Seorang praktisi asal Jakarta, siswi SMU usia 17 tahun berbagi pengalamannya mencari ke dalam saat menemui konflik dan bagaimana dia belajar dari kelebihan praktisi lain. Setelah bergabung dengan marching band praktisi, dia menyadari bahwa tidak masalah dengan siapa atau dengan alat musik apa dia bermain, kuncinya adalah pada peningkatan xinxing (kualitas moral) sendiri. Dia juga menceritakan upayanya untuk menyeimbangkan antara permainan individu dengan kelompok; menyeimbangkan antara derap kaki, bermain musik dan sekaligus memancarkan pikiran lurus agar dapat lebih efektif dalam menyelamatkan makhluk hidup.

Seorang ibu rumah tangga asal Sidoarjo menceritakan pengalaman kultivasinya bersama suaminya yang bertabiat keras. Berkat kultivasi mengikuti Sejati-Baik-Sabar, berbagai konflik dapat terselesaikan dengan baik dan dia pun semakin mandiri dalam menapaki jalur kultivasinya.

Praktisi dari Tanjung Pinang menyampaikan pengalamannya beberapa kali mengorganisir dan mengikuti pawai HUT Kemerdekaan RI maupun ulang tahun kota di Kepri. Dan sebagian terhalang oleh cuaca yang tidak bersahabat. Dia memahami bahwa semua ini terjadi karena nian praktisi yang tidak menyatu, pikiran lurus yang kurang.

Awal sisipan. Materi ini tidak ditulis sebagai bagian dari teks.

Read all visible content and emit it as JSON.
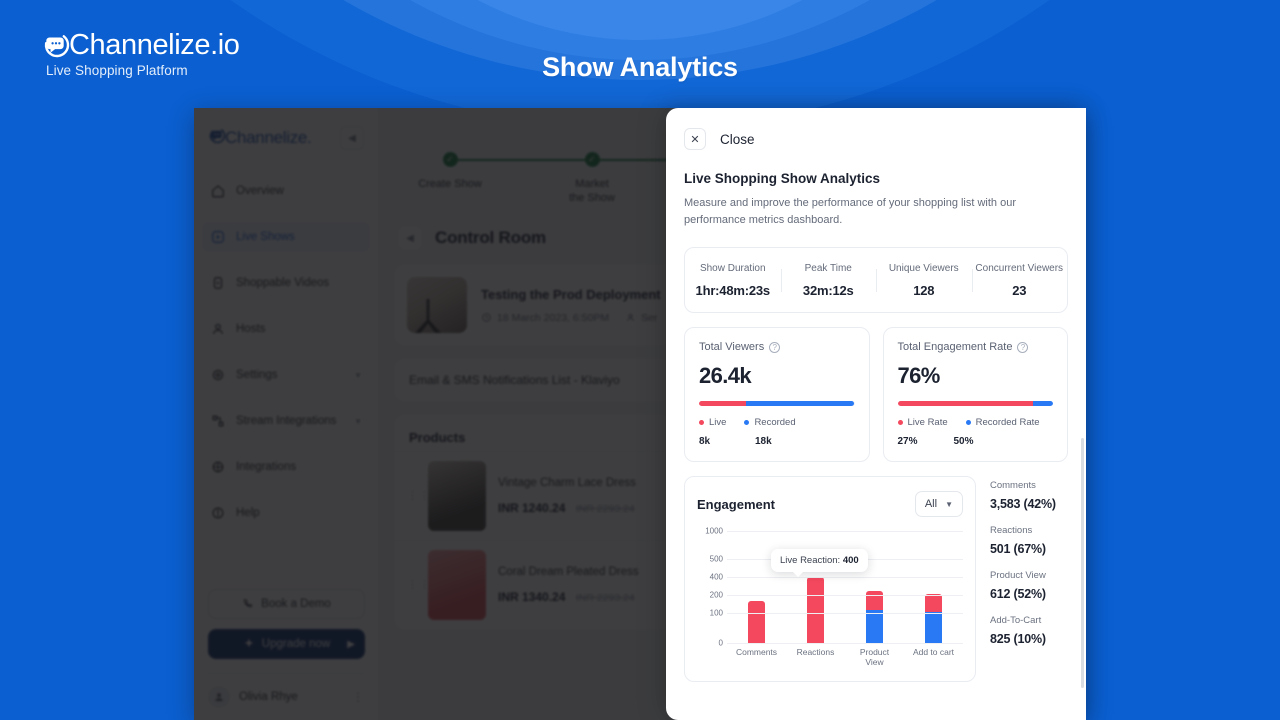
{
  "brand": {
    "name": "Channelize.io",
    "tagline": "Live Shopping Platform",
    "icon": "chat-bubble-icon"
  },
  "page_title": "Show Analytics",
  "app": {
    "sidebar": {
      "logo": "Channelize.",
      "collapse_icon": "chevron-left-icon",
      "items": [
        {
          "label": "Overview",
          "icon": "home-icon",
          "active": false,
          "expandable": false
        },
        {
          "label": "Live Shows",
          "icon": "play-circle-icon",
          "active": true,
          "expandable": false
        },
        {
          "label": "Shoppable Videos",
          "icon": "video-icon",
          "active": false,
          "expandable": false
        },
        {
          "label": "Hosts",
          "icon": "user-icon",
          "active": false,
          "expandable": false
        },
        {
          "label": "Settings",
          "icon": "gear-icon",
          "active": false,
          "expandable": true
        },
        {
          "label": "Stream Integrations",
          "icon": "stream-icon",
          "active": false,
          "expandable": true
        },
        {
          "label": "Integrations",
          "icon": "plug-icon",
          "active": false,
          "expandable": false
        },
        {
          "label": "Help",
          "icon": "help-icon",
          "active": false,
          "expandable": false
        }
      ],
      "demo_button": "Book a Demo",
      "demo_icon": "phone-icon",
      "upgrade_button": "Upgrade now",
      "upgrade_icon": "diamond-icon",
      "upgrade_arrow": "chevron-right-icon",
      "user_name": "Olivia Rhye",
      "user_menu_icon": "more-vertical-icon"
    },
    "stepper": [
      {
        "label": "Create Show",
        "done": true
      },
      {
        "label": "Market\nthe Show",
        "done": true
      }
    ],
    "control_room": {
      "back_icon": "chevron-left-icon",
      "title": "Control Room"
    },
    "show": {
      "title": "Testing the Prod Deployment",
      "date_icon": "clock-icon",
      "date": "18 March 2023, 6:50PM",
      "host_icon": "user-icon",
      "host": "Ser"
    },
    "notifications_row": "Email & SMS Notifications List - Klaviyo",
    "products": {
      "heading": "Products",
      "items": [
        {
          "name": "Vintage Charm Lace Dress",
          "price": "INR 1240.24",
          "compare_at": "INR 2293.24"
        },
        {
          "name": "Coral Dream Pleated Dress",
          "price": "INR 1340.24",
          "compare_at": "INR 2293.24"
        }
      ]
    }
  },
  "modal": {
    "close_icon": "close-icon",
    "close_label": "Close",
    "title": "Live Shopping Show Analytics",
    "subtitle": "Measure and improve the performance of your shopping list with our performance metrics dashboard.",
    "summary": [
      {
        "key": "Show Duration",
        "value": "1hr:48m:23s"
      },
      {
        "key": "Peak Time",
        "value": "32m:12s"
      },
      {
        "key": "Unique Viewers",
        "value": "128"
      },
      {
        "key": "Concurrent Viewers",
        "value": "23"
      }
    ],
    "total_viewers": {
      "label": "Total Viewers",
      "help_icon": "question-circle-icon",
      "value": "26.4k",
      "live_pct": 30,
      "legend": [
        {
          "label": "Live",
          "value": "8k",
          "color": "#F4485E"
        },
        {
          "label": "Recorded",
          "value": "18k",
          "color": "#2979F5"
        }
      ]
    },
    "engagement_rate": {
      "label": "Total Engagement Rate",
      "help_icon": "question-circle-icon",
      "value": "76%",
      "live_pct": 87,
      "legend": [
        {
          "label": "Live Rate",
          "value": "27%",
          "color": "#F4485E"
        },
        {
          "label": "Recorded Rate",
          "value": "50%",
          "color": "#2979F5"
        }
      ]
    },
    "engagement": {
      "title": "Engagement",
      "filter_value": "All",
      "filter_icon": "chevron-down-icon",
      "tooltip": {
        "label": "Live Reaction:",
        "value": "400"
      },
      "stats": [
        {
          "key": "Comments",
          "value": "3,583 (42%)"
        },
        {
          "key": "Reactions",
          "value": "501 (67%)"
        },
        {
          "key": "Product View",
          "value": "612 (52%)"
        },
        {
          "key": "Add-To-Cart",
          "value": "825 (10%)"
        }
      ]
    }
  },
  "chart_data": {
    "type": "bar",
    "title": "Engagement",
    "stacked": true,
    "categories": [
      "Comments",
      "Reactions",
      "Product View",
      "Add to cart"
    ],
    "series": [
      {
        "name": "Live",
        "color": "#F4485E",
        "values": [
          165,
          400,
          95,
          80
        ]
      },
      {
        "name": "Recorded",
        "color": "#2979F5",
        "values": [
          0,
          0,
          155,
          135
        ]
      }
    ],
    "ytick_labels": [
      "1000",
      "500",
      "400",
      "200",
      "100",
      "0"
    ],
    "ytick_positions": [
      0,
      28,
      46,
      64,
      82,
      112
    ],
    "ylim": [
      0,
      1000
    ],
    "grid": true,
    "legend_position": "none",
    "annotations": [
      {
        "text": "Live Reaction: 400",
        "target": "Reactions"
      }
    ],
    "xlabel": "",
    "ylabel": ""
  },
  "colors": {
    "background_blue": "#0B5FD0",
    "accent_red": "#F4485E",
    "accent_blue": "#2979F5",
    "upgrade_navy": "#0A2C6B",
    "step_green": "#127A3E"
  }
}
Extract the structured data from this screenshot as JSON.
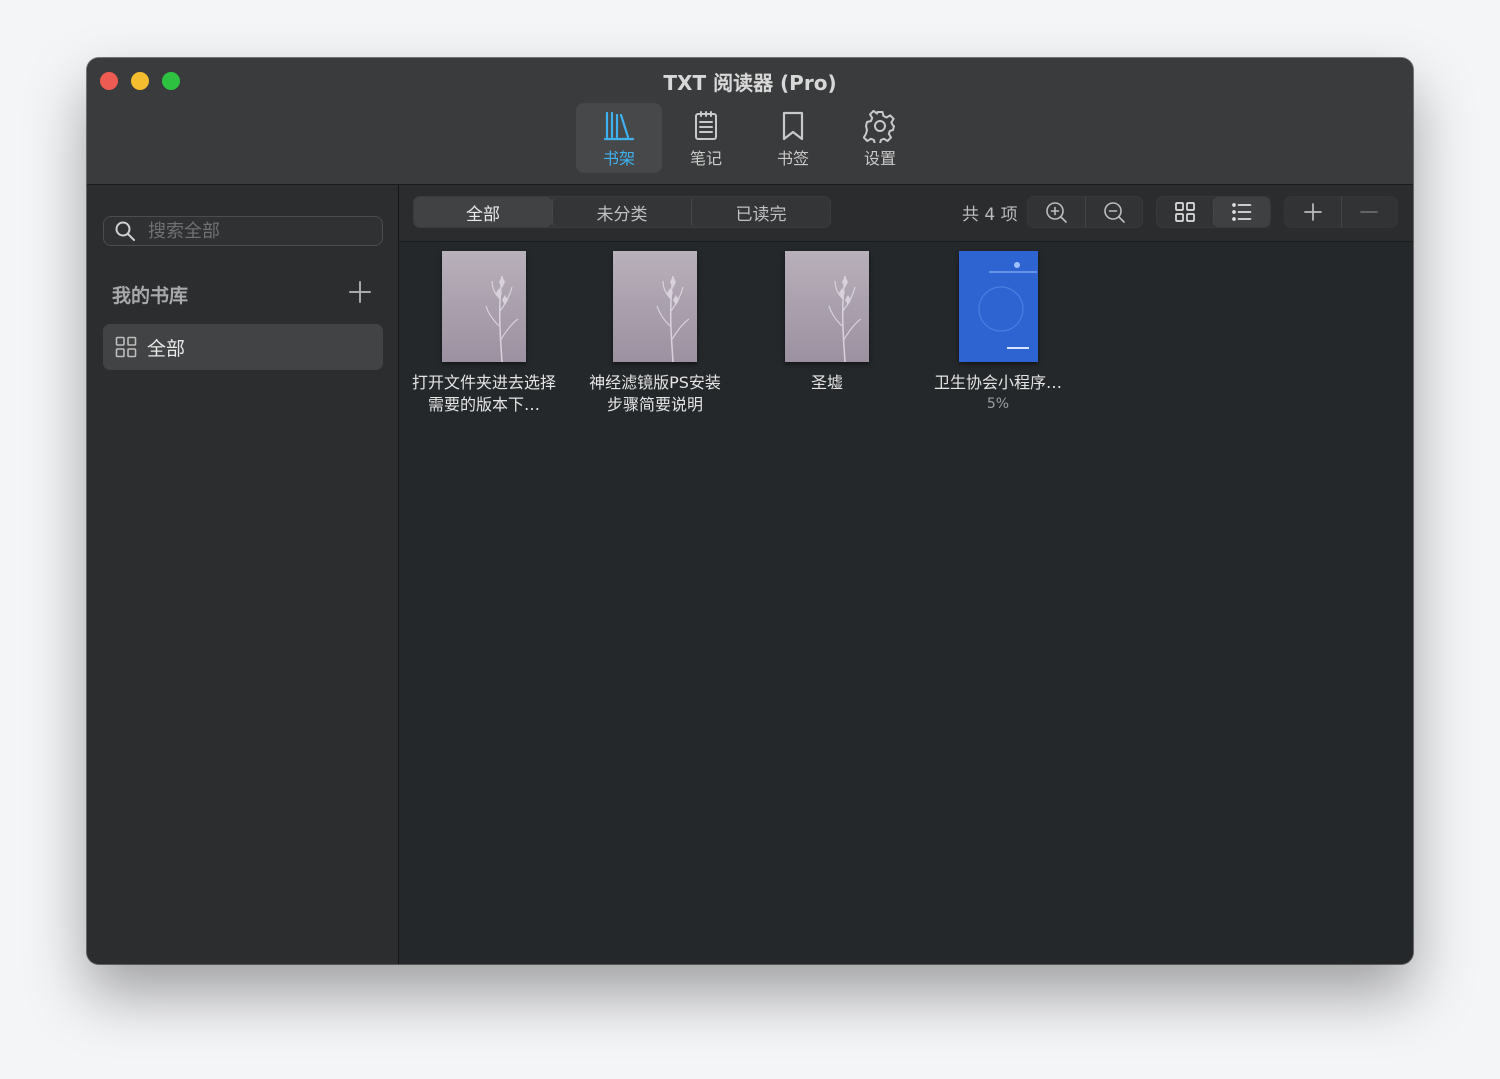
{
  "window": {
    "title": "TXT 阅读器 (Pro)"
  },
  "toolbar": {
    "items": [
      {
        "label": "书架",
        "icon": "bookshelf-icon",
        "active": true
      },
      {
        "label": "笔记",
        "icon": "notes-icon",
        "active": false
      },
      {
        "label": "书签",
        "icon": "bookmark-icon",
        "active": false
      },
      {
        "label": "设置",
        "icon": "gear-icon",
        "active": false
      }
    ]
  },
  "sidebar": {
    "search_placeholder": "搜索全部",
    "library_title": "我的书库",
    "items": [
      {
        "label": "全部",
        "icon": "grid-icon",
        "selected": true
      }
    ]
  },
  "filters": {
    "tabs": [
      "全部",
      "未分类",
      "已读完"
    ],
    "active": "全部"
  },
  "count_label": "共 4 项",
  "books": [
    {
      "title": "打开文件夹进去选择需要的版本下…",
      "cover": "wheat-cover",
      "progress": ""
    },
    {
      "title": "神经滤镜版PS安装步骤简要说明",
      "cover": "wheat-cover",
      "progress": ""
    },
    {
      "title": "圣墟",
      "cover": "wheat-cover",
      "progress": ""
    },
    {
      "title": "卫生协会小程序…",
      "cover": "blue-document-cover",
      "progress": "5%"
    }
  ],
  "colors": {
    "accent": "#3fb1f0",
    "close": "#ee5b52",
    "minimize": "#f3bd2f",
    "maximize": "#2dc341",
    "blue_cover": "#2e63d2"
  }
}
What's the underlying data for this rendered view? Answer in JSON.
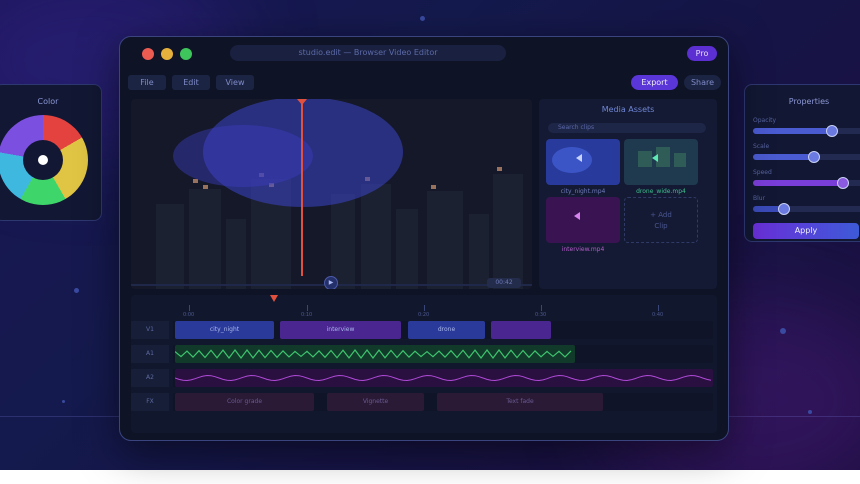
{
  "window": {
    "url": "studio.edit — Browser Video Editor",
    "badge": "Pro"
  },
  "menu": {
    "file": "File",
    "edit": "Edit",
    "view": "View",
    "export": "Export",
    "share": "Share"
  },
  "preview": {
    "timecode": "00:42",
    "play_glyph": "▶"
  },
  "assets": {
    "title": "Media Assets",
    "search_placeholder": "Search clips",
    "clips": [
      {
        "label": "city_night.mp4"
      },
      {
        "label": "drone_wide.mp4"
      },
      {
        "label": "interview.mp4"
      }
    ],
    "add_clip": "+ Add\nClip"
  },
  "timeline": {
    "ticks": [
      "0:00",
      "0:10",
      "0:20",
      "0:30",
      "0:40"
    ],
    "tracks": [
      {
        "label": "V1",
        "clips": [
          "city_night",
          "interview",
          "drone",
          ""
        ]
      },
      {
        "label": "A1"
      },
      {
        "label": "A2"
      },
      {
        "label": "FX",
        "clips": [
          "Color grade",
          "Vignette",
          "Text fade"
        ]
      }
    ]
  },
  "color_panel": {
    "title": "Color"
  },
  "properties_panel": {
    "title": "Properties",
    "sliders": [
      {
        "label": "Opacity",
        "value": 0.72
      },
      {
        "label": "Scale",
        "value": 0.55
      },
      {
        "label": "Speed",
        "value": 0.82
      },
      {
        "label": "Blur",
        "value": 0.28
      }
    ],
    "apply": "Apply"
  },
  "colors": {
    "accent": "#5a36d9",
    "playhead": "#e2503e",
    "wave_a1": "#3ec46e",
    "wave_a2": "#b04ad8"
  }
}
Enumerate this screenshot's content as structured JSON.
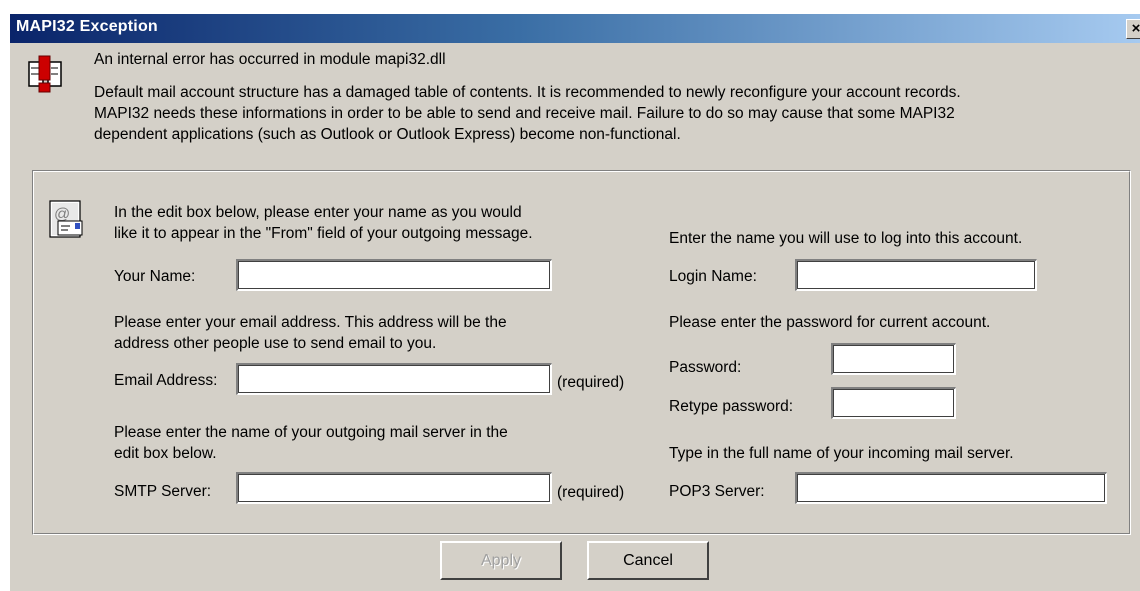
{
  "window": {
    "title": "MAPI32 Exception",
    "close_glyph": "×"
  },
  "error": {
    "icon": "warning-mail-icon",
    "headline": "An internal error has occurred in module mapi32.dll",
    "line1": "Default mail account structure has a damaged table of contents. It is recommended to newly reconfigure your account records.",
    "line2": "MAPI32 needs these informations in order to be able to send and receive mail. Failure to do so may cause that some MAPI32",
    "line3": "dependent applications (such as Outlook or Outlook Express) become non-functional."
  },
  "form": {
    "icon": "mail-at-icon",
    "left": {
      "name_help_1": "In the edit box below, please enter your name as you would",
      "name_help_2": "like it to appear in the \"From\" field of your outgoing message.",
      "name_label": "Your Name:",
      "name_value": "",
      "email_help_1": "Please enter your email address. This address will be the",
      "email_help_2": "address other people use to send email to you.",
      "email_label": "Email Address:",
      "email_value": "",
      "email_required": "(required)",
      "smtp_help_1": "Please enter the name of your outgoing mail server in the",
      "smtp_help_2": "edit box below.",
      "smtp_label": "SMTP Server:",
      "smtp_value": "",
      "smtp_required": "(required)"
    },
    "right": {
      "login_help": "Enter the name you will use to log into this account.",
      "login_label": "Login Name:",
      "login_value": "",
      "password_help": "Please enter the password for current account.",
      "password_label": "Password:",
      "password_value": "",
      "retype_label": "Retype password:",
      "retype_value": "",
      "pop3_help": "Type in the full name of your incoming mail server.",
      "pop3_label": "POP3 Server:",
      "pop3_value": ""
    }
  },
  "buttons": {
    "apply_label": "Apply",
    "cancel_label": "Cancel"
  },
  "colors": {
    "dialog_bg": "#d4d0c8",
    "titlebar_start": "#0a246a",
    "titlebar_end": "#a6caf0",
    "error_red": "#cc0000"
  }
}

Setelah meluruskan pikiran, gangguan umumnya dapat diterobos dan pawai membawakan keindahan Dafa ke masyarakat berjalan sukses.

Seorang praktisi baru asal Batam menceritakan pengalamannya memperoleh Falun Dafa; bagaimana dia menggunakan pikiran lurus untuk mencari iklan bagi media serta menyelamatkan makhluk, serta bagaimana menggunakan perubahan fisik pada dirinya untuk menceritakan kebaikan Falun Dafa pada kerabatnya.

Seorang praktisi asal Jakarta menceritakan pengalamannya mengklarifikasi fakta dari berbagai sudut pandang untuk membuka simpul hati orang-orang yang diklarifikasinya. Dia juga mengutarakan keterikatan akan waktu yang pernah mencuat dalam proses kultivasinya. Sudah banyak pelajaran dalam hal ini, dia berharap rekan-rekan praktisi tidak membiarkan keterikatan apa pun termasuk keterikatan akan waktu muncul menghalangi langkah kita.

Pengalaman seorang praktisi Jepang yang terhindar dari bencana tsunami dan gempa baru-baru ini juga dibacakan dalam kegiatan yang sakral ini. ”Perasaan saya ketika itu serasa sedang mengalami hari kiamat, saya segera sadar bahwa ini adalah sebuah bencana besar yang sedang hadir di sini, saya sedang berada di dalam bencana besar ini, merasakan Shifu sedang berada di samping saya dan melindungi saya, sama sekali tidak merasakan takut, sangat tenang sekali, mengerti bahwa kita adalah seorang kultivator tidak akan ada masalah,” tulisnya.

Acara konferensi berbagi pengalaman berjalan dengan sukses, dan banyak praktisi mengutarakan telah memperoleh manfaat dari pengalaman-pengalaman yang dibacakan.